Aux temps d'Abélard et de Philippe de Harvengt il n'y a pas sans doute encore d'universitaires. Mais, dans ces écoles urbaines, dont Abélard est le premier représentant éclatant et dont Philippe de Harvengt est un des premiers à reconnaître l'existence, la nouveauté et l'utilité, sont en train de naître un nouveau métier et de nouveaux artisans : le métier scolaire et sa hiérarchie de scolares et magistri d'où vont sortir universités et universitaires2.
Dans l'Historia Calamitatum, Abélard3 se définit d'abord – sur le plan du tempérament individuel, mais d'un tempérament qui est aussi, d'entrée de jeu, professionnel – par rapport au monde de la petite noblesse dont il est issu.
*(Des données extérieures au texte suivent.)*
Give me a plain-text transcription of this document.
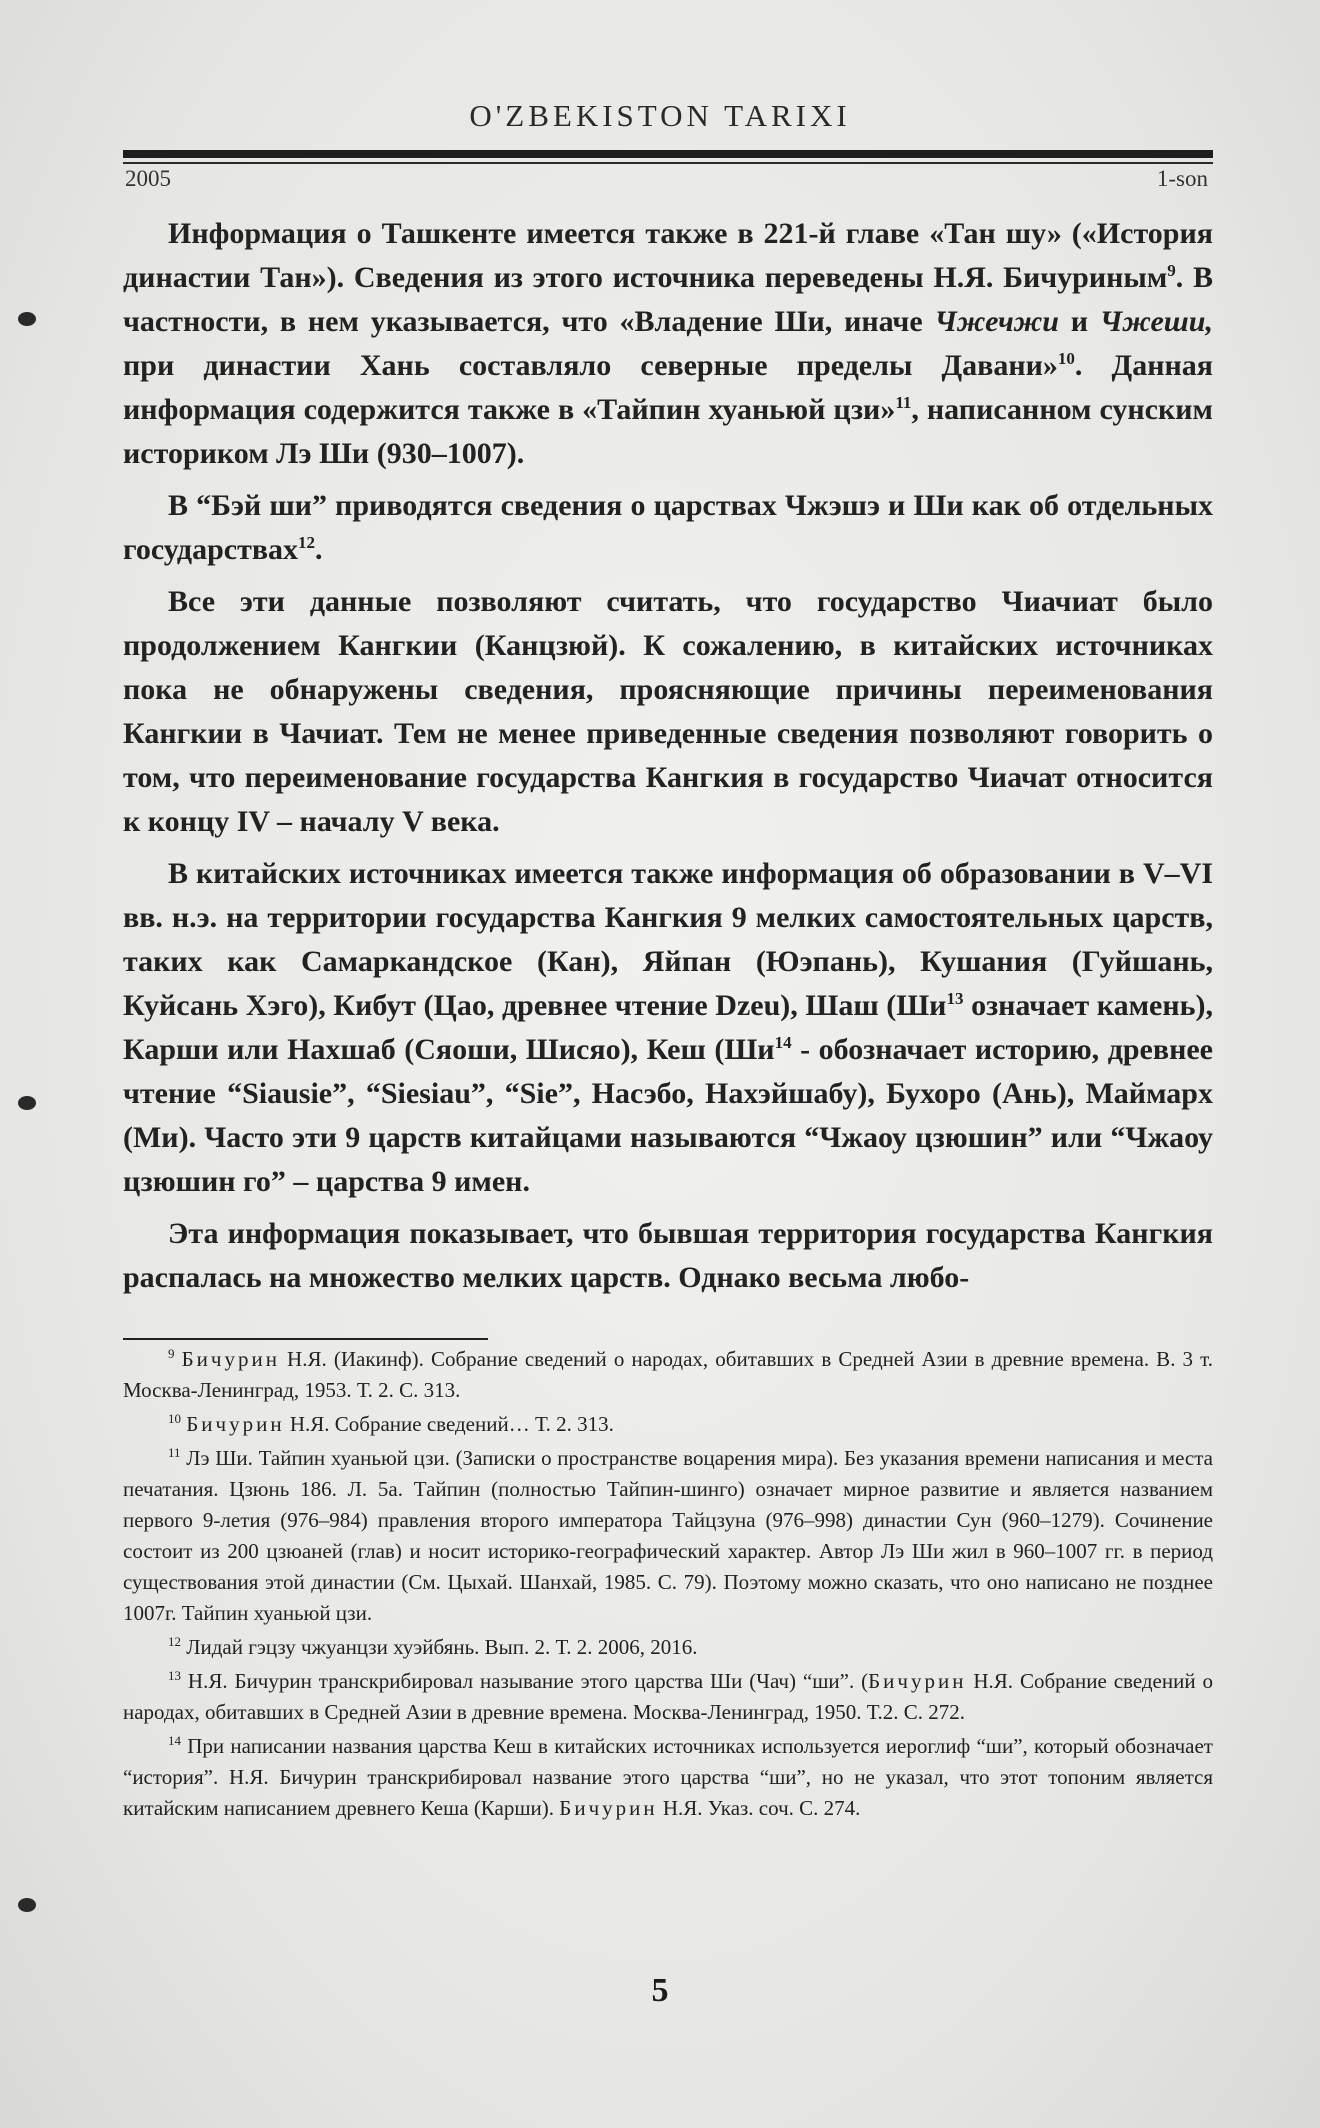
O'ZBEKISTON TARIXI
2005	1-son

Информация о Ташкенте имеется также в 221-й главе «Тан шу» («История династии Тан»). Сведения из этого источника переведены Н.Я. Бичуриным$^9$. В частности, в нем указывается, что «Владение Ши, иначе Чжечжи и Чжеши, при династии Хань составляло северные пределы Давани»$^{10}$. Данная информация содержится также в «Тайпин хуаньюй цзи»$^{11}$, написанном сунским историком Лэ Ши (930–1007).

В “Бэй ши” приводятся сведения о царствах Чжэшэ и Ши как об отдельных государствах$^{12}$.

Все эти данные позволяют считать, что государство Чиачиат было продолжением Кангкии (Канцзюй). К сожалению, в китайских источниках пока не обнаружены сведения, проясняющие причины переименования Кангкии в Чачиат. Тем не менее приведенные сведения позволяют говорить о том, что переименование государства Кангкия в государство Чиачат относится к концу IV – началу V века.

В китайских источниках имеется также информация об образовании в V–VI вв. н.э. на территории государства Кангкия 9 мелких самостоятельных царств, таких как Самаркандское (Кан), Яйпан (Юэпань), Кушания (Гуйшань, Куйсань Хэго), Кибут (Цао, древнее чтение Dzeu), Шаш ($Ши^{13}$ означает камень), Карши или Нахшаб (Сяоши, Шисяо), Кеш ($Ши^{14}$ - обозначает историю, древнее чтение “Siausie”, “Siesiau”, “Sie”, Насэбо, Нахэйшабу), Бухоро (Ань), Маймарх (Ми). Часто эти 9 царств китайцами называются “Чжаоу цзюшин” или “Чжаоу цзюшин го” – царства 9 имен.

Эта информация показывает, что бывшая территория государства Кангкия распалась на множество мелких царств. Однако весьма любо-

$^9$ Бичурин Н.Я. (Иакинф). Собрание сведений о народах, обитавших в Средней Азии в древние времена. В. 3 т. Москва-Ленинград, 1953. Т. 2. С. 313.

$^{10}$ Бичурин Н.Я. Собрание сведений… Т. 2. 313.

$^{11}$ Лэ Ши. Тайпин хуаньюй цзи. (Записки о пространстве воцарения мира). Без указания времени написания и места печатания. Цзюнь 186. Л. 5а. Тайпин (полностью Тайпин-шинго) означает мирное развитие и является названием первого 9-летия (976–984) правления второго императора Тайцзуна (976–998) династии Сун (960–1279). Сочинение состоит из 200 цзюаней (глав) и носит историко-географический характер. Автор Лэ Ши жил в 960–1007 гг. в период существования этой династии (См. Цыхай. Шанхай, 1985. С. 79). Поэтому можно сказать, что оно написано не позднее 1007г. Тайпин хуаньюй цзи.

$^{12}$ Лидай гэцзу чжуанцзи хуэйбянь. Вып. 2. Т. 2. 2006, 2016.

$^{13}$ Н.Я. Бичурин транскрибировал называние этого царства Ши (Чач) “ши”. (Бичурин Н.Я. Собрание сведений о народах, обитавших в Средней Азии в древние времена. Москва-Ленинград, 1950. Т.2. С. 272.

$^{14}$ При написании названия царства Кеш в китайских источниках используется иероглиф “ши”, который обозначает “история”. Н.Я. Бичурин транскрибировал название этого царства “ши”, но не указал, что этот топоним является китайским написанием древнего Кеша (Карши). Бичурин Н.Я. Указ. соч. С. 274.

5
Notation précieuse, il indique que dans son milieu la règle semblait l'alliance entre une certaine culture intellectuelle et la pratique militaire : litterae et arma4. Pour lui le choix est nécessaire et dramatique. Nouvel Esaü, en sacrifiant la « pompa militaris gloriae » au « studium litterarum », il doit renoncer du même coup à son droit d'aînesse. Ainsi le choix de ce qui va devenir un métier le fait radicalement sortir de son groupe social, il est renoncement à un genre de vie, à une mentalité, à un idéal, à une structure familiale et sociale. A la place un engagement total : « Tu eris magister in aeternum. »
Il est pourtant intéressant de noter qu'Abélard – et il n'y a sûrement pas là seulement un artifice de rhétorique – s'exprime au sujet de sa carrière à l'aide d'un vocabulaire militaire. Pour lui la dialectique est un arsenal, les arguments des armes, les disputationes des combats. La Minerve pour laquelle il abandonne Mars est une déesse armée et belliqueuse5. Il attaque, comme un jeune chevalier, ses vieux maîtres6, son apprentissage scolaire est celui d'un conscrit – « tirocinium »7. Les luttes intellectuelles sont pour lui des tournois8. Ainsi le fils du petit noble du Pallet reste marqué par l'empreinte de son origine – comme son siècle l'est par le style de vie et le vocabulaire de la classe dominante. C'est le siècle de saint Bernard, où les athletae Domini forment la militia Christi9.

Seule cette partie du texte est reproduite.